Auch als er ab Ende 1997 zur Substitution Codeinsaft erhielt,
konsumierte er weiter nebenher Heroin. In der Zeit von August 1998 bis
August 1999 lebte der Angeklagte aufgrund strenger Beaufsichtigung
durch seinen älteren Bruder weitgehend drogenfrei. Danach
entzog er sich dieser Aufsicht und nahm erneut Kokain und Heroin zu
sich. Von Mai 2000 bis Februar 2001 verbüßte der
Angeklagte zwei Drittel einer Gesamtfreiheitsstrafe, zu der er wegen
Betäubungsmitteldelikten verurteilt worden war. Nach seiner
Haftentlassung wurde er in ein Methadon-Programm aufgenommen. Trotz der
regelmäßigen Substitution mit Methadon konsumierte
der Angeklagte, insbesondere nach Streitigkeiten mit seiner Familie,
nebenbei zumindest gelegentlich Kokain, so auch vor Begehung der den
Gegenstand des vorliegenden Verfahrens bildenden Straftaten. Auch
nachdem er am 7. August 2001 nach Kokainkonsum kollabiert war und eine
Nacht im Krankenhaus verbringen mußte, erwarb er bereits am
folgenden Tag wieder Kokain und nahm davon mehrere Konsumeinheiten zu
sich.
Nach diesen Feststellungen liegt ein Hang des Angeklagten im Sinne des
§ 64 StGB nahe. Ein Hang kann bereits bei einer
eingewurzelten, durch Übung erworbenen intensiven Neigung,
immer wieder Rauschmittel im Übermaß zu sich zu
nehmen, gegeben sein.
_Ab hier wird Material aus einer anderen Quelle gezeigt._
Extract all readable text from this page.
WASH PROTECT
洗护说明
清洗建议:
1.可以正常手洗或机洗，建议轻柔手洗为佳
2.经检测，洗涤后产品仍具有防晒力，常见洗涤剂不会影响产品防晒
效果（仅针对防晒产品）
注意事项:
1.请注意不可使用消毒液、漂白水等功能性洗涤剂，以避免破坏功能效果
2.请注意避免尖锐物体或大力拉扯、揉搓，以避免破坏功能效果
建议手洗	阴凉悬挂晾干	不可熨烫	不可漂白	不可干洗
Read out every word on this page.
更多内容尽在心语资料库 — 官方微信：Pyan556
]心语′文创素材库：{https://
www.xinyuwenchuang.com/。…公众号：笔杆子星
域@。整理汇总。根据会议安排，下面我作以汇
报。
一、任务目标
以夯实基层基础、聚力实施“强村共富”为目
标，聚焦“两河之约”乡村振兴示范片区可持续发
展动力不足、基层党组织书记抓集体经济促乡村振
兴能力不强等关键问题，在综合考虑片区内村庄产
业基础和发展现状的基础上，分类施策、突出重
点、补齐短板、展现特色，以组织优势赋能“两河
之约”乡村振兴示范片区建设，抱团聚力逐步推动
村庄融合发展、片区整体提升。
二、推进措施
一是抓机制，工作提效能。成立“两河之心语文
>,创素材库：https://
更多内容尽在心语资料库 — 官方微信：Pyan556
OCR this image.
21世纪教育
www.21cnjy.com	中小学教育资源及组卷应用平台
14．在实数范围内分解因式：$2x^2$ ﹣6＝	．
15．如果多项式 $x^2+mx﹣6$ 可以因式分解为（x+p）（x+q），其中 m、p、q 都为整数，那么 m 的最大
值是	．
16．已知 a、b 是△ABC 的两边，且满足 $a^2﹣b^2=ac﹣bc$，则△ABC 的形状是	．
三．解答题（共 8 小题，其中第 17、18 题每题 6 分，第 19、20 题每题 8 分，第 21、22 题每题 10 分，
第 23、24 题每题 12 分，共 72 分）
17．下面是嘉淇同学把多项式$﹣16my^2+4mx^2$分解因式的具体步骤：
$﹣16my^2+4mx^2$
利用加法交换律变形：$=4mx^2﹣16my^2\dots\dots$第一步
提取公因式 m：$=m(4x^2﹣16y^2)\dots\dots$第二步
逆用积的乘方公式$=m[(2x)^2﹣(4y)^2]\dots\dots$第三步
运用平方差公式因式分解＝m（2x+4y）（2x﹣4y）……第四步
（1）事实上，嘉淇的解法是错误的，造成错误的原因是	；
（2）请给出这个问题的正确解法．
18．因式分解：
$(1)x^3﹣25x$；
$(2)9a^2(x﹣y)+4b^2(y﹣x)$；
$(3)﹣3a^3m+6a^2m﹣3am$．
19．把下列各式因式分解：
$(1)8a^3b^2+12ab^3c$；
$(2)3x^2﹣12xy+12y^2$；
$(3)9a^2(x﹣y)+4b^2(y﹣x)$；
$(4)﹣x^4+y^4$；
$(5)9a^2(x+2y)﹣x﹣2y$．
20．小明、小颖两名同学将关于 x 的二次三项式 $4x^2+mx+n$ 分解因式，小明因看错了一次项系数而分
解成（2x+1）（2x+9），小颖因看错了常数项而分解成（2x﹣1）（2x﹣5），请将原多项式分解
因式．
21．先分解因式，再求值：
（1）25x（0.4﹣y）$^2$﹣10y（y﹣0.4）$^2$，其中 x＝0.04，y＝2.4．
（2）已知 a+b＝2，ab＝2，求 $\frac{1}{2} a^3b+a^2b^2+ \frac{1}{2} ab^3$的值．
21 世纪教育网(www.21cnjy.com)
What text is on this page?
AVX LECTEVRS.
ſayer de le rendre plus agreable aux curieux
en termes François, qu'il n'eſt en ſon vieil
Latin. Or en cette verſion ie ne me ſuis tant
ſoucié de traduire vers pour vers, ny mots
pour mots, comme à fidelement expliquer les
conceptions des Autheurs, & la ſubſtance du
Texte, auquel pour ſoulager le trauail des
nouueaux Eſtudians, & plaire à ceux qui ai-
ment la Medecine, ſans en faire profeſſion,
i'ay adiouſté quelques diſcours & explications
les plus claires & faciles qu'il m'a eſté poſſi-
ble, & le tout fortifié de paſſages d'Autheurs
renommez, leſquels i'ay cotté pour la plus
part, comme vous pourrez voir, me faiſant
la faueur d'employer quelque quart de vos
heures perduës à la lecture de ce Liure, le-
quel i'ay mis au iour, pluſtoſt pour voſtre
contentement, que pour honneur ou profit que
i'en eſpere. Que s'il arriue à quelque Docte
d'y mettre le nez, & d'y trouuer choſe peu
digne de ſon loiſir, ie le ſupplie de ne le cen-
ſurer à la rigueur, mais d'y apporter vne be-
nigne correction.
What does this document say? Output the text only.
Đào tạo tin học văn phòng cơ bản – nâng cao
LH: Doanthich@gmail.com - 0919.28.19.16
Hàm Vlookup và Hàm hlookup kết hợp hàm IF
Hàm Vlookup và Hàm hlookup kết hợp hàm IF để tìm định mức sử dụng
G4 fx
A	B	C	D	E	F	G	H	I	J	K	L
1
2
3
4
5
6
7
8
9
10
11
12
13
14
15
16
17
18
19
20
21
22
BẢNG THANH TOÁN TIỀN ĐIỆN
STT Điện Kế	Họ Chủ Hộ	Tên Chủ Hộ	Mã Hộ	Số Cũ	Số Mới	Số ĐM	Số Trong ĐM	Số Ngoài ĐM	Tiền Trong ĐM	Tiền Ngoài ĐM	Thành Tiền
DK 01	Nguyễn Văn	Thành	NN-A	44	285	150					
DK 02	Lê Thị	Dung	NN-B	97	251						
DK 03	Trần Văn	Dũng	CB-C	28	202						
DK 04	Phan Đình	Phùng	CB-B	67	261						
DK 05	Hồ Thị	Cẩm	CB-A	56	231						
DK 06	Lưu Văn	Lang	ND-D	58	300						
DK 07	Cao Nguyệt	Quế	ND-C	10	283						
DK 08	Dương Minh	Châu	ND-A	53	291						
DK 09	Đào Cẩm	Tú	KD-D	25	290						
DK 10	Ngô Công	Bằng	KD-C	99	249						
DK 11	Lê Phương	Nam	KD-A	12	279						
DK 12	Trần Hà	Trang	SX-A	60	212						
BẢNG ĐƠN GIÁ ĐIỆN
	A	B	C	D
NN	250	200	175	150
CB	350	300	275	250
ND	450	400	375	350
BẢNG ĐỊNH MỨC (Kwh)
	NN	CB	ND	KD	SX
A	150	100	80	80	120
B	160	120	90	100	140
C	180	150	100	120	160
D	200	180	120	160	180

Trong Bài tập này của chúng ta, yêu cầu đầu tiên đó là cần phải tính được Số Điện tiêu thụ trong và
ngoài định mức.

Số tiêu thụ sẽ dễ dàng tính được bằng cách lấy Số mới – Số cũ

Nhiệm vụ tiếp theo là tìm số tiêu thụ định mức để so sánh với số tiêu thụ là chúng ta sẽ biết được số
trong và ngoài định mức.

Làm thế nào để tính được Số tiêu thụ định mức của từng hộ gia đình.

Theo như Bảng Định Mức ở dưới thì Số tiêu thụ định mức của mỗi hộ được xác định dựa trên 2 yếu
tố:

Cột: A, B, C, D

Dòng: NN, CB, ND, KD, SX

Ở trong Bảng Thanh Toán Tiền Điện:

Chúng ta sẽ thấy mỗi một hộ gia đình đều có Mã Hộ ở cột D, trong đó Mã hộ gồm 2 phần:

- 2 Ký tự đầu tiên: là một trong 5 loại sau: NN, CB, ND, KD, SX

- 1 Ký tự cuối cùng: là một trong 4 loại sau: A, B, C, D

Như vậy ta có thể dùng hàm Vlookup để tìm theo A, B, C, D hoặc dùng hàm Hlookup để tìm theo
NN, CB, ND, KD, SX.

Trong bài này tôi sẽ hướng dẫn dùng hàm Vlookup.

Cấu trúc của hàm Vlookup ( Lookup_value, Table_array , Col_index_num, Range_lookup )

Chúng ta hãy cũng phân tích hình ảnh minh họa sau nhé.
Zwar könnte der festgestellte Konsum von
Kokain allein möglicherweise nicht ausreichen, einen solchen
Hang zu bejahen. Die Strafkammer hat aber rechtsfehlerhaft nicht
berücksichtigt, daß dieses Betäubungsmittel
nur der Beikonsum zu dem im Rahmen der Substitution verabreichten
Methadon war, welches seinerseits ein berauschendes Mittel im Sinne des
§ 64 StGB darstellt (vgl. BGHR StGB § 64 Abs. 1 Hang
7 m.w.N.). Bereits die Tatsache, daß der Angeklagte mit
Methadon behandelt wurde, deutet auf einen bei ihm vorhandenen Hang
hin, da zur Aufnahme in das Methadonprogramm eine
Opiatabhängigkeit erforderlich ist (vgl. BGH NStZ 1998, 414).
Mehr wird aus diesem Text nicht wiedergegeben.